Ведьма взгляд на него недобрый подняла, сердце ее упало.
«Ишь чего удумал! Хитер, подлец. Хочет сначала все получить, а уж потом, глядишь, и передумает».
– Так говоришь, будто лишь опосля содеянного друзей моих воротишь, – съязвила Верея, впиваясь в него взглядом.
Кощей повел плечами, и неясно было, расстроен он недоверием ведьмы или тем, что план его раскрыли. На его лице не дрогнул ни один мускул.
– Обязуюсь в ближайшие три дня из плена ведьминых друзей освободить, – заверил он нехотя.
Она довольно кивнула, чувствуя слабую, но победу.
«Ну вот, хоть это вырвала у него».
– В свою очередь я клянусь оказать посильную помощь темному колдуну Кощею Бессмертному в возвращении меча его Кладенца и в поиске чуда чудного, дива дивного, что именуется цветком папоротника.

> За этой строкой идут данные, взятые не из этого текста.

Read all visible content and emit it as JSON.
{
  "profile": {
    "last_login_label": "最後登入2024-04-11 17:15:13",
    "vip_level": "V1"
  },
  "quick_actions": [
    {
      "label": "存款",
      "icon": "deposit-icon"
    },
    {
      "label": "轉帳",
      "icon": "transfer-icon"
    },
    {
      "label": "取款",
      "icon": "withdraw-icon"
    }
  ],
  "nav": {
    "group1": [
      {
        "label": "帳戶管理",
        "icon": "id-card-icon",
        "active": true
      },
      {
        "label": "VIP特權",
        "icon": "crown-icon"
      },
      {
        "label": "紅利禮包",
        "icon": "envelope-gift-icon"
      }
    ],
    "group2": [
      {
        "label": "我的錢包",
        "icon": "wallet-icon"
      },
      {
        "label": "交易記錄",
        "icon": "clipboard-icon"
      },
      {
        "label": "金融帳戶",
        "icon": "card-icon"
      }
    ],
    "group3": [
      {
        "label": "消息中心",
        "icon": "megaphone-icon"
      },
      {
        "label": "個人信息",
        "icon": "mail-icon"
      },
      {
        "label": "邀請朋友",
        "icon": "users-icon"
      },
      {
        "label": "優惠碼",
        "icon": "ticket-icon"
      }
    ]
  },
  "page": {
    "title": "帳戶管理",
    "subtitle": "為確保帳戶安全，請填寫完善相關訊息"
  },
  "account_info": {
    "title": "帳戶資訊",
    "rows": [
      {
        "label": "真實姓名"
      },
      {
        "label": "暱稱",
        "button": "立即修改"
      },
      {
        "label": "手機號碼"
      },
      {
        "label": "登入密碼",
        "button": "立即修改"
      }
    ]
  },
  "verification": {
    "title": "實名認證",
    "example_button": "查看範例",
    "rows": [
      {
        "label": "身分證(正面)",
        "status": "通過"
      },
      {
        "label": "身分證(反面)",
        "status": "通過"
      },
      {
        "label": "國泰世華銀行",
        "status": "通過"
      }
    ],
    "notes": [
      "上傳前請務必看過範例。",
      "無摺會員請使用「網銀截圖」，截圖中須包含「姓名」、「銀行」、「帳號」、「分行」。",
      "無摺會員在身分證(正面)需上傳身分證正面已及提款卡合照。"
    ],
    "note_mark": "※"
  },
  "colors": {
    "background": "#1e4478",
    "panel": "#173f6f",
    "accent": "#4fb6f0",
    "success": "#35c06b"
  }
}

Готова клятву исполнять, как только увижу друзей своих – царевича Ярослава, Змея и Василису.
Закончив произносить клятву, Верея крепко, до хруста костей, пожала протянутую руку Кощея. Ладонь его была холодной, как могильный камень, от него веяло мертвенным льдом, навской сутью, древностью и тоской. Однако ведьма в тот миг могла думать только о том, что скоро, совсем скоро колдун освободит друзей ее. Скоро на душе ведьмы станет спокойно и тихо, и никакая совесть не замучает в ночи, не будет сниться испуганное лицо Василисы, страдающее выражение явского царевича или молчаливый укор в глазах Змея.
«Чувствую, как кровь наша сплетается в обещание. В клятву нерушимую, что крепче любых цепей», – подумала она, ощущая, как жар от огня и ледяной холод Кощеева прикосновения смешиваются, образуя странное, мучительное единство.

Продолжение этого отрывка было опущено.